Re: [xsl] Why? A function that computes atomic values should use xsl:sequence rather than xsl:value-of

Subject: Re: [xsl] Why? A function that computes atomic values should use xsl:sequence rather than xsl:value-of
From: "Michael Kay mike@xxxxxxxxxxxx" <xsl-list-service@xxxxxxxxxxxxxxxxxxxxxx>
Date: Tue, 31 Mar 2020 14:02:42 -0000
When you write

<xsl:function name="f:test" as="xs:boolean">
  <xsl:value-of select="2 + 2 = 4"/>
</xsl:function>

the expression in the select attribute returns the boolean value true. The
xsl:value-of instruction first converts this to the string "true", then wraps
this string into a text node (which carries all the baggage of nodes, such as
a unique identity). The function conversion rules then atomize the text node
to a string "true", and then convert the string back to the boolean value
true.

This is very inefficient. In some cases the Saxon optimizer is able to
eliminate all the unnecessary conversions, but it isn't always possible (for
example it gets quite complicated if the select expression is capable of
returning an empty sequence). It's much better to write the code in a way that
doesn't invoke all the conversion machinery in the first place.

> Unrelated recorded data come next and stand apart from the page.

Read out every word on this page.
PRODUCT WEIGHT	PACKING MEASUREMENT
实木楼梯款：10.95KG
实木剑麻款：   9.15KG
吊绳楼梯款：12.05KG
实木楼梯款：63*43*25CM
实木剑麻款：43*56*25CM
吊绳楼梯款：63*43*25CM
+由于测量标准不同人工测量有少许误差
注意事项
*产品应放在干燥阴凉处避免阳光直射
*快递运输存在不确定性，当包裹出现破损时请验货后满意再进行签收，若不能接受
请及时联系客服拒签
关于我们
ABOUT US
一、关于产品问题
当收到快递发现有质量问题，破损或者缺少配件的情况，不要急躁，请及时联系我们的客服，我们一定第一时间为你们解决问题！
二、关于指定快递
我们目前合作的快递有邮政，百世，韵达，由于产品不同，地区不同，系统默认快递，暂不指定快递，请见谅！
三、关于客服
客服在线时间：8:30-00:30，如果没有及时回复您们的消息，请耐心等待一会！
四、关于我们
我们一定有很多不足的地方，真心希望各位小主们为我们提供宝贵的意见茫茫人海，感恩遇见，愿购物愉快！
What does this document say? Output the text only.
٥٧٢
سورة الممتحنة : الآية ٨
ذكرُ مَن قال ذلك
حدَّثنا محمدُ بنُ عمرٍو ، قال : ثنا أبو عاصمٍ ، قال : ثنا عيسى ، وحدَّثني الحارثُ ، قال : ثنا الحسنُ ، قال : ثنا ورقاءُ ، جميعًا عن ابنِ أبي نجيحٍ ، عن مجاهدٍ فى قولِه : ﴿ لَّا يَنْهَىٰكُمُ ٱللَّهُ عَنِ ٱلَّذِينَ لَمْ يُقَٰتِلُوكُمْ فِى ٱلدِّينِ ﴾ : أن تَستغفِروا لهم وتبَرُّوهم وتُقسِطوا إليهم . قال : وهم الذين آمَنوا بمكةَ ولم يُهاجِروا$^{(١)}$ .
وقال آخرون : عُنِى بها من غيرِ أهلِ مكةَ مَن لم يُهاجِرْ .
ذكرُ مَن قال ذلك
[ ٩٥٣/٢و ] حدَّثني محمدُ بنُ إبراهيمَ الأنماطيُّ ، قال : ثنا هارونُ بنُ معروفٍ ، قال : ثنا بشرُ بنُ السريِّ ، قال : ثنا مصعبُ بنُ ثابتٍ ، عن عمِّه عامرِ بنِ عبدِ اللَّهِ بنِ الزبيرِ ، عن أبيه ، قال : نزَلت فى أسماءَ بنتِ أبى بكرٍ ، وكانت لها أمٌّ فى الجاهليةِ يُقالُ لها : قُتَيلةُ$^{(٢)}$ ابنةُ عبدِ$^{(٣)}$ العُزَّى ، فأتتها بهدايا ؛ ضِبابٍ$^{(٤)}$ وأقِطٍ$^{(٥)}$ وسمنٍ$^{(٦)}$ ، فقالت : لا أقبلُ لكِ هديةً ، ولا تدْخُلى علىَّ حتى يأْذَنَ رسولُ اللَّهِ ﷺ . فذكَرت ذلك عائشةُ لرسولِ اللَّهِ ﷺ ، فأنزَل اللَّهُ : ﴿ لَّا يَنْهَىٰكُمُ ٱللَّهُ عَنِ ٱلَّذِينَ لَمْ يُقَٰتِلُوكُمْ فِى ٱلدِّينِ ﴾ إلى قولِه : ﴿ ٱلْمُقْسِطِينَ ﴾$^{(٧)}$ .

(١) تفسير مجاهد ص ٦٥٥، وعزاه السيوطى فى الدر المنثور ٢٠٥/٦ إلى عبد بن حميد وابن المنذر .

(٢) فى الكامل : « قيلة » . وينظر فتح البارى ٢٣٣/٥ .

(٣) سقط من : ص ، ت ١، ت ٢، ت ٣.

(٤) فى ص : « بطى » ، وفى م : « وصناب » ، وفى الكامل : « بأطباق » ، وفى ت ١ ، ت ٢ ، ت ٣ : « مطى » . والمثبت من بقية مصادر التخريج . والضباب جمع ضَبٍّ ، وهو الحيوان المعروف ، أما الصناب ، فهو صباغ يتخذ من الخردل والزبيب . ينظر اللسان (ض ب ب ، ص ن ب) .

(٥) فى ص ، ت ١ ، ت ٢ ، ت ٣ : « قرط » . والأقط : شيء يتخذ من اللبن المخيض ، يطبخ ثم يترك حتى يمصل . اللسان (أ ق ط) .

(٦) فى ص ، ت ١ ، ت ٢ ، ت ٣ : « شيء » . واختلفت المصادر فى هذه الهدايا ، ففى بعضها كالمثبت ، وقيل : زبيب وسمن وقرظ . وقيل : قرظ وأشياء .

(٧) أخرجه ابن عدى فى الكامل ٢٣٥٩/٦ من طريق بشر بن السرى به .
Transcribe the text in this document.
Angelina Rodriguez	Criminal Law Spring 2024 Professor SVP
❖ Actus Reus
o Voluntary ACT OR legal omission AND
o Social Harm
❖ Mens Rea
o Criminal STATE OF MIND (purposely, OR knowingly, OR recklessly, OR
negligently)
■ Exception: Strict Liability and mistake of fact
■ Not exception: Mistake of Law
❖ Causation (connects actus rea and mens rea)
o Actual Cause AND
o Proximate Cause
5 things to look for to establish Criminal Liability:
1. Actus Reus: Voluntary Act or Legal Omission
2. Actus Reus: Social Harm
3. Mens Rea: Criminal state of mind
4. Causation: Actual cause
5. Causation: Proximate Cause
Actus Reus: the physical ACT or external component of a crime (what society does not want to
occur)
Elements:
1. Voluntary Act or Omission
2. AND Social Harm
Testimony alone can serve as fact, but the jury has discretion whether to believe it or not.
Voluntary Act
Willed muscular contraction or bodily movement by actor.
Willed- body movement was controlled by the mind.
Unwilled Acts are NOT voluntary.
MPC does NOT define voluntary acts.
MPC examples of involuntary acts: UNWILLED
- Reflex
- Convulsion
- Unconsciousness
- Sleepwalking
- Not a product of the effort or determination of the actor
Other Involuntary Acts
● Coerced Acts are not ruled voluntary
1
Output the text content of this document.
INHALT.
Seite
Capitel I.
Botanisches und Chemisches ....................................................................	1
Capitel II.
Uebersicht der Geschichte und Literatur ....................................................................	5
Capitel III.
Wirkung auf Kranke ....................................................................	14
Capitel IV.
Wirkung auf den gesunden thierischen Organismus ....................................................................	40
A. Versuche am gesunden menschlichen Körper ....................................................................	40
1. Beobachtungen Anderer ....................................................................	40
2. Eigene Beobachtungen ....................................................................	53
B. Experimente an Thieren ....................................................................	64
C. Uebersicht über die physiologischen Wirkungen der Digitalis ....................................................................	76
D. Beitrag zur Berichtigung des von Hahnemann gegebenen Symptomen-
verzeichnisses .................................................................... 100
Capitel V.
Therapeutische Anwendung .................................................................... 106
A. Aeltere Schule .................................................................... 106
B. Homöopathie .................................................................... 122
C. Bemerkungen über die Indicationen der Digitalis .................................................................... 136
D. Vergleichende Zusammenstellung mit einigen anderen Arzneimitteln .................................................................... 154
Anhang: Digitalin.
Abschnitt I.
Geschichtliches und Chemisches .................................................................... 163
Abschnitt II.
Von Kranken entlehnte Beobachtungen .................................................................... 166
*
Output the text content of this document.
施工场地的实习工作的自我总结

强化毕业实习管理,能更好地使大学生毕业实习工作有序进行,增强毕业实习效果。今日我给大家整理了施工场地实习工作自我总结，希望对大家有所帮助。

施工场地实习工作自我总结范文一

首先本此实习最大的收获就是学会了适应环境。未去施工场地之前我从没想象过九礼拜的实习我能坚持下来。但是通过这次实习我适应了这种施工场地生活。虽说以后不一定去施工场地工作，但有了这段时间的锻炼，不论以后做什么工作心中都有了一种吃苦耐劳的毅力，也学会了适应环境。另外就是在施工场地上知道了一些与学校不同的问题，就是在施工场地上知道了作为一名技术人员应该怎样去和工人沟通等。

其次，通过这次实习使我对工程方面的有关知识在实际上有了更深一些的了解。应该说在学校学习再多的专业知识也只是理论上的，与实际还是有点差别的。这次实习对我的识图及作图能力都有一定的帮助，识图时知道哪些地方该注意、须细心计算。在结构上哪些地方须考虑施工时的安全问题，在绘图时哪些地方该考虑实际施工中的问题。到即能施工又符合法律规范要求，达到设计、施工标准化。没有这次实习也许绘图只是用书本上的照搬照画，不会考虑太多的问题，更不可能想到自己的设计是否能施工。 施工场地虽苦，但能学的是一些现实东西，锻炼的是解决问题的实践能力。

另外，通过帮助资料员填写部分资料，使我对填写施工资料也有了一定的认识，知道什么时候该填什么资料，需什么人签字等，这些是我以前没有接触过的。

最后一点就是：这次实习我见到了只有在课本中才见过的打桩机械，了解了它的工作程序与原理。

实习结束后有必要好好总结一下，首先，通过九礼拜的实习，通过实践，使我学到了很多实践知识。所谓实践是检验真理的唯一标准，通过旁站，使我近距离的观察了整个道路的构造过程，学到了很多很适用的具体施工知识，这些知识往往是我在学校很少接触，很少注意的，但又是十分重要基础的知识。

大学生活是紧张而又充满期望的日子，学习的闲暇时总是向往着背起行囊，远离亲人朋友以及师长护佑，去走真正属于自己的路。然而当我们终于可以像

If `<xsl:value-of>` had instead been named `<xsl:create-text-node>`, which
would be a better name given what it does, then I suspect it wouldn't occur to
you to ask the question.

Michael Kay
Saxonica

> On 31 Mar 2020, at 14:40, Costello, Roger L. costello@xxxxxxxxx
<xsl-list-service@xxxxxxxxxxxxxxxxxxxxxx> wrote:
>
> Hi Folks,
>
> I have a function that returns a xs:boolean. I used xs:value-of to return
the value. Saxon 9.9.1.5 gives this warning message:
>
> 	A function that computes atomic values
> 	should use xsl:sequence rather than
> 	xsl:value-of
>
> Why?
>
> Why should a function use xsl:sequence?
>
> I don't recall ever seeing that warning before. Is this something new?